Case ID: ad_271/html/0846-02.html
Source: Caselaw Access Project
Author: {"author": "", "license": "Public Domain", "url": "https://static.case.law/"}
Date Created: 2024-08-24T03:29:51.129683

In the Matter of the Claim of William Pollock, Respondent, against Melville Shoe Corporation et al., Appellants, and Special Fund for Reopened Cases, Respondent. Workmen’s Compensation Board, Respondent.

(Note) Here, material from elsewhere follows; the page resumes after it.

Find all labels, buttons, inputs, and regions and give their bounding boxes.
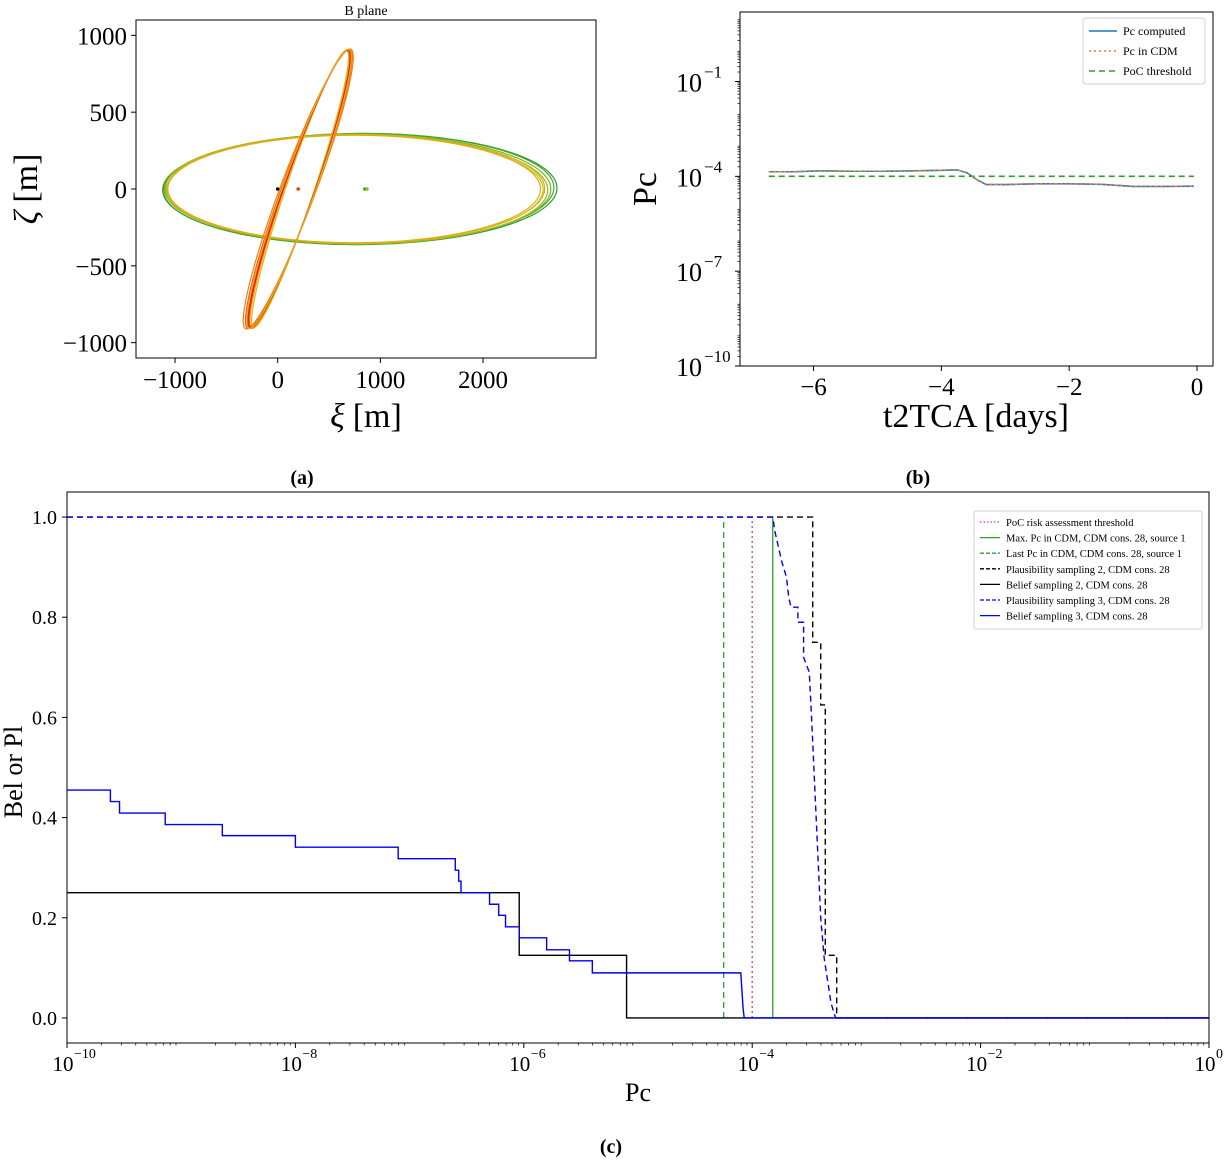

   Appeal by employer and insurance carrier from a decision of the Workmen’s Compensation Board dated January 26, 1946, determining appellants’ liability for an award of death benefits made by said board to claimant, and exonerating therefrom the Fund for Reopened Cases. The findings that the employer’s payments to deceased of what is termed a $20 per week pension ” constituted payments of compensation, is supported by competent evidence. The prior decisions of the board that deceased had completely recovered from his original injury, were not res judicata. (Matter of Boettger v. Young Men’s Christian Assn, of Troy, 266 App. Div. 810.) The payments which were awarded by the employer to deceased voluntarily, in that they were not paid under an award by the board, were effective to avoid the time lapse essential to the liability of the Fund for Reopened Cases. (Matter of Cook v. New York Central B. B. Co., 296 N. Y. 576; Matter of Lopa v. Brillo Manufacturing Co., ante, p. 846.) Decision affirmed, with costs to the Workmen’s Compensation Board. All concur.